Note: This review is from 2011
It might have already felt, in recent days, as if the apocalypse was coming but Mick Ferry reminds us that we should be putting the actual date in our diaries as 21st December 2012, when Mayan prophecies dictate that the sands of time eventually run out for us.
It so happens that his girlfriend 's birthday falls on the same day and so, apart from moving celebrations to the night before, it has set Ferry thinking about contingency plans and how impending doom has prioritised the size of his worries. It’s an easy and familiar premise giving an already comfortable performer like Ferry bags of room for manoeuvre.
The 42-year-old starts by re-capping on some of the nightmare visions his generation faced including the Cold War, where we had only four minutes to the end of the world, and the one-woman Armageddon that was Margaret Thatcher.
For some in his audience this means nothing, although on a previous night at 19-year old girl reassures Ferry that she studied Thatcher's reign in her history class. Ferry duly feels old (as then do I) and proceeds to age himself further later on with a list of indie legends that constitute his music taste.

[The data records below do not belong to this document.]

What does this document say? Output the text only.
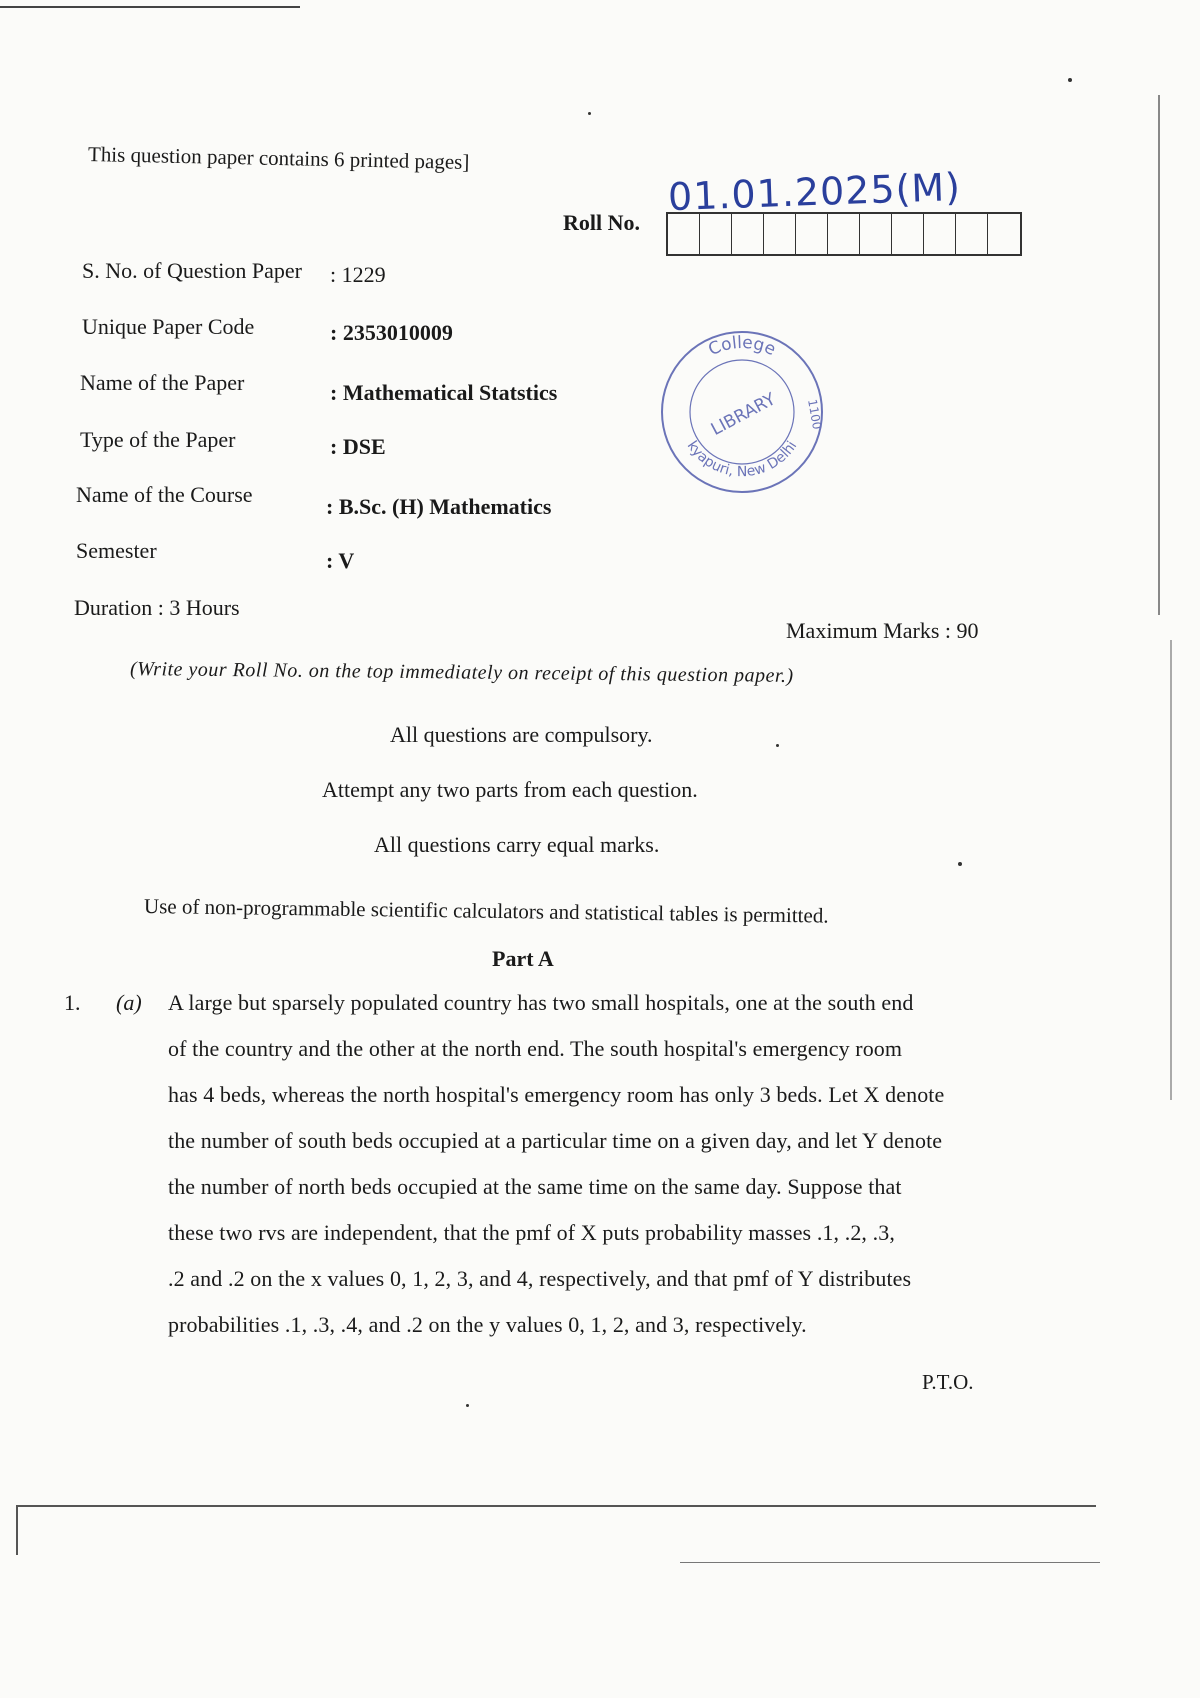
This question paper contains 6 printed pages]
01.01.2025(M)
Roll No.
S. No. of Question Paper : 1229
Unique Paper Code	: 2353010009
Name of the Paper	: Mathematical Statstics
Type of the Paper	: DSE
Name of the Course	: B.Sc. (H) Mathematics
Semester	: V
College
kyapuri, New Delhi
LIBRARY 1100
Duration : 3 Hours
Maximum Marks : 90
(Write your Roll No. on the top immediately on receipt of this question paper.)
All questions are compulsory.
Attempt any two parts from each question.
All questions carry equal marks.
Use of non-programmable scientific calculators and statistical tables is permitted.
Part A
1. (a) A large but sparsely populated country has two small hospitals, one at the south end
of the country and the other at the north end. The south hospital's emergency room
has 4 beds, whereas the north hospital's emergency room has only 3 beds. Let X denote
the number of south beds occupied at a particular time on a given day, and let Y denote
the number of north beds occupied at the same time on the same day. Suppose that
these two rvs are independent, that the pmf of X puts probability masses .1, .2, .3,
.2 and .2 on the x values 0, 1, 2, 3, and 4, respectively, and that pmf of Y distributes
probabilities .1, .3, .4, and .2 on the y values 0, 1, 2, and 3, respectively.
P.T.O.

Albums from artists like The Fall, The Smiths, Depeche Mode and New Order would no doubt feature in Ferry's bunker, the one he will be building to survive doomsday, were it survivable. He asks us what items we would take in and finds another youngster volunteering ‘laptop’, so we all have a good old laugh at the idea of finding wi-fi in a post-apocalyptic wasteland.
This end of days extravaganza is itself ended with a gameshow, introduced by a voiceover from none other than E4's legend Peter Dixon. There's a round on euphemisms, but however playful it is, it's a bit of a cop-out, really.